By the end of 2024, the government had reportedly committed GHS 391 million toward interest subsidies alone, but now, the revelation that nearly a quarter of the most recent request was entirely fabricated has cast a shadow over previous expenditures.
The Ministry of Trade, Agribusiness and Industry must now account for how these “phantom” requests were generated and why internal departmental checks failed to flag them before they reached the Ministry of Finance.
Hon. Ampem added that further compounding the crisis at the Ministry of Trade is the discovery of a GHS 10.5 million payment linked to a non-existent “Buffer Account.” The audit found that this payment was officially recorded as a legitimate transfer, yet the commercial bank cited in the records confirmed that the account number did not exist and did not even match their internal numbering format.
The Deputy Finance Minister signaled that this level of financial indiscipline is incompatible with the nation’s 24-hour economy goals, as the entire affair points to a deliberate attempt to bypass standard financial protocols within the industrial support framework.

For Industrialization to be sustainable, the capital allocated for manufacturing must reach actual factory floors, not disappear into fabricated accounts. The Ministry of Trade, Agribusiness and Industry is now required to assist the forensic auditors in tracing the origin of these account details and identifying the personnel responsible for authorizing these entries.
This investigation is essential to ensure that the “agribusiness” and “industry” components of the Ministry’s mandate are not compromised by administrative malpractice.
Restructuring for Transparency
The fallout from this audit is expected to lead to a radical restructuring of how the Ministry of Trade, Agribusiness and Industry manages its support for the private sector.
The Ministry of Finance is currently reviewing the “interest subsidy,” model to ensure that future payments are made only after direct, three-way verification between the Ministry, the participating bank, and the industrial partner.
By eliminating the current gaps in the validation process, the government aims to protect the GHS 68.7 billion in wider arrears that are still being vetted for legitimacy. This move toward extreme transparency is also a direct response to the fiscal consolidation drive.
As the government slashes its own machinery budget, it is demanding the same level of lean, honest operation from the Ministry of Trade.
The forensic audit of the 1D1F scheme will act as a “stress test” for the Ministry’s new leadership, providing a clean slate by identifying and removing “paper factories” that have been siphoning off resources meant for genuine Agriculture and manufacturing ventures.

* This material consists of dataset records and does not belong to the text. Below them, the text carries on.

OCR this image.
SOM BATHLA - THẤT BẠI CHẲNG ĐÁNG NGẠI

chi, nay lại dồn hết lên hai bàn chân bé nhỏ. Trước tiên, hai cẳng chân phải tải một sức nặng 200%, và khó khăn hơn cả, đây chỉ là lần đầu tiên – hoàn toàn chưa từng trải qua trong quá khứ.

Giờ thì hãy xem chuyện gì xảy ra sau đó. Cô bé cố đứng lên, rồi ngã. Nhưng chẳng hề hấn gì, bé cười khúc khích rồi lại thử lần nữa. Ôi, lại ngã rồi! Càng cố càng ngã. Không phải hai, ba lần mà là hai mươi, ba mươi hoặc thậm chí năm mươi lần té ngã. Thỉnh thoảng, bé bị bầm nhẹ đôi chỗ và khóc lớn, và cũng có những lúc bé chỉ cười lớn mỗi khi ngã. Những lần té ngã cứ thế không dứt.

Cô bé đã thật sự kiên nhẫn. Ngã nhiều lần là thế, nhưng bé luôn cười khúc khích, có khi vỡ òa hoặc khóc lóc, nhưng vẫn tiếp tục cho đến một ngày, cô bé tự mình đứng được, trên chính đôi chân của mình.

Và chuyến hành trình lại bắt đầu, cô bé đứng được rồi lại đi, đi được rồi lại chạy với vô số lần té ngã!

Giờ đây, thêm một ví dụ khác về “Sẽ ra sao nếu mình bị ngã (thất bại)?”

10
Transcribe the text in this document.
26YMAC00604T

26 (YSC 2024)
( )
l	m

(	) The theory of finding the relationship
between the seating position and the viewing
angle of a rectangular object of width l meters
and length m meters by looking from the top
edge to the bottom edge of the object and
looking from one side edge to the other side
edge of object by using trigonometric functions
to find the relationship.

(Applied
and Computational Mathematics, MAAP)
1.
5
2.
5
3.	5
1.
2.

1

Ultimately, the goal of the Ministry of Finance and the Ministry of Trade is to ensure that every cedi spent on Industrialization yields a tangible return for the Ghanaian people. As the forensic audit progresses, the Ministry of Trade will be under intense pressure to demonstrate that it has implemented the necessary safeguards to prevent a recurrence of such fraud.
The collaboration between the Ghana Audit Service, EY, and PwC will remain the gold standard for this cleanup, ensuring that the final report is beyond reproach. For the thousands of legitimate farmers and industrialists who rely on these subsidies, the successful conclusion of this audit will mean a more stable, honest, and efficient partner in the state.